Un lieu inclassable puisqu’à la fois « laboratoire horloger, expérience artistique et aventure humaine », ce qui rend tous les formats possibles avec une équipe aussi déjantée que celle de MB&F. Maximilan Busser en Ali Baba new look : on va en parler, c'est sûr ! Pour la géographie, ce sera dans les petites rues qui ruissellent du cœur de la Vieille Ville de Genève vers le lac, rue Verdaine (n° 11), à portée d’arbalète des bureaux actuels de MB&F. Pour le concept, on devrait être à la fois dans une ambiance de galerie artistique, de boutique de montres nouvelle génération et de lounge d’avant-garde, avec des bureaux en arrière-plan pour loger une partie de l’équipe trop à l’étroit dans les locaux actuels. Inauguration planifiée pour octobre, mais les travaux d’aménagement viennent à peine de commencer. On vous tiendra au courant de toute façon...
4)
••• COLLECTÉ QUELQUES NOUVELLES INFORMATIONS
SUR LE « SWATCHGATE » PRÉSUMÉ (PARFUM DE CORRUPTION AUTOUR DE SWISS TIMING)...
C’était un feuilleton d’avant l’été [synthèse partielle : Business Montres du 5 mai, mais il y a eu depuis quelques rebondissements], mais tout ça risque de revenir sur le devant de la scène avant l’automne. Aux dernières nouvelles, à la mi-août, les deux accusés en fuite depuis février – ceux qui étaient les sous-traitants de Swiss Timing et d’Omega (Swatch Group) – ont fini par se rendre à la justice. Intéressant : les enquêteurs indiens ont pu établir que ces sous-traitants leur avaient présenté des factures « fictives » et qu’ils ont été en relation étroite avec Swiss Timing, un récent voyage en Suisse intriguant même les policiers. Suresh Kalmadi, le principal inculpé, semble également avoir tenté de plaider la... « démence », source de ses pertes de mémoire au cours de son emprisonnement... Scanner à l’appui !
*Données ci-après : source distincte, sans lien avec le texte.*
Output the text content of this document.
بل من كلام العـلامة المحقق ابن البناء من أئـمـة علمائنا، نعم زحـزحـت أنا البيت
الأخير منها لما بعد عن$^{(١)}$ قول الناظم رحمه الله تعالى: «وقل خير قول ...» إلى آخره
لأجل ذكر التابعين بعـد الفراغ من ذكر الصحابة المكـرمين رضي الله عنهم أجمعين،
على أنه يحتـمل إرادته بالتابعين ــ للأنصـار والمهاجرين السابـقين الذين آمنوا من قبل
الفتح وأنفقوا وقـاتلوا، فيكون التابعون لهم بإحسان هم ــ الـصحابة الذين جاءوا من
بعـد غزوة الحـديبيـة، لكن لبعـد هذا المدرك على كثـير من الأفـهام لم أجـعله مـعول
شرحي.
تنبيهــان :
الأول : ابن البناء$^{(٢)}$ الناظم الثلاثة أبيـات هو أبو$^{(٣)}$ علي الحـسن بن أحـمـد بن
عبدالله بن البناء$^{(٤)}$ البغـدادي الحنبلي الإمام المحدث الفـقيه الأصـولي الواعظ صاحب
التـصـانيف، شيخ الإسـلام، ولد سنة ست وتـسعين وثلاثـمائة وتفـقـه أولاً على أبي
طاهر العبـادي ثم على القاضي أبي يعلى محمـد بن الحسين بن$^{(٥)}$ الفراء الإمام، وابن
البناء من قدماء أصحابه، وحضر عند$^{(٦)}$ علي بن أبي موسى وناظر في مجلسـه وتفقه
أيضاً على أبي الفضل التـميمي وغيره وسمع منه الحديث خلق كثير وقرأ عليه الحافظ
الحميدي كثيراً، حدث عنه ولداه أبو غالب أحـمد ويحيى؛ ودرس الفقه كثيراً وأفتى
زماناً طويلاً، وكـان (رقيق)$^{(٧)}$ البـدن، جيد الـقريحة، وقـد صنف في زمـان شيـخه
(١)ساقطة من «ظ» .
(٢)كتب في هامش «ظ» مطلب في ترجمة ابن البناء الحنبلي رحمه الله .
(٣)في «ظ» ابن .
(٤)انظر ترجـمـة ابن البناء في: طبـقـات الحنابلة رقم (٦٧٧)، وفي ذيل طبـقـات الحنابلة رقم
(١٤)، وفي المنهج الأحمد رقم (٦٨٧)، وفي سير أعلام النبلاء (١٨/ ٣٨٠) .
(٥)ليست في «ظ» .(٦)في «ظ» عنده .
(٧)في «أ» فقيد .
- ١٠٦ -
••• Seuls les dirigeants suisses de Swiss Timing – déjà formellement inculpés, et donc convoqués – n’ont, à ce jour, pas été entendus par les juges indiens et les enquêteurs du Central Bureau of Investigation. L’opération semble retardée par des problèmes de traduction (en allemand) dans la délivrance des assignations. La justice indienne, qui considère que cette « affaire de corruption » porte sur une enveloppe de 27 millions de francs suisses d’ « argent sale », affirme avoir lancé une convocation par voie diplomatique internationale, mais les délais officiels de comparution semblent avoir été rallongés jusqu’au 4 novembre...
5)
••• TENTÉ DE DÉBROUILLER L’ÉCHEVEAU
DES TESTS DE PATERNITÉ CONCERNANT GÉRALD GENTA...
Tout le monde le connaissait, mais personne n’avait vraiment idée des limites de son œuvre, pas même lui ! Dans son hommage à Gérald Genta, disparu la semaine dernière, Business Montres (23 août) évoquait l’apport « pas très clair » du designer à la montre Overseas de Vacheron Constantin. L’affaire semblait effectivement compliquée : Gérald Genta et, surtout Claude Daniel Proellochs (ex-CEO de Vacheron Constantin) et Juan-Carlos Torres (son successeur) avaient eux-mêmes payé tribut à la créativité du designer à propos de cette montre Overseas et de sa première version, la référence 222. La cause semblait donc entendue...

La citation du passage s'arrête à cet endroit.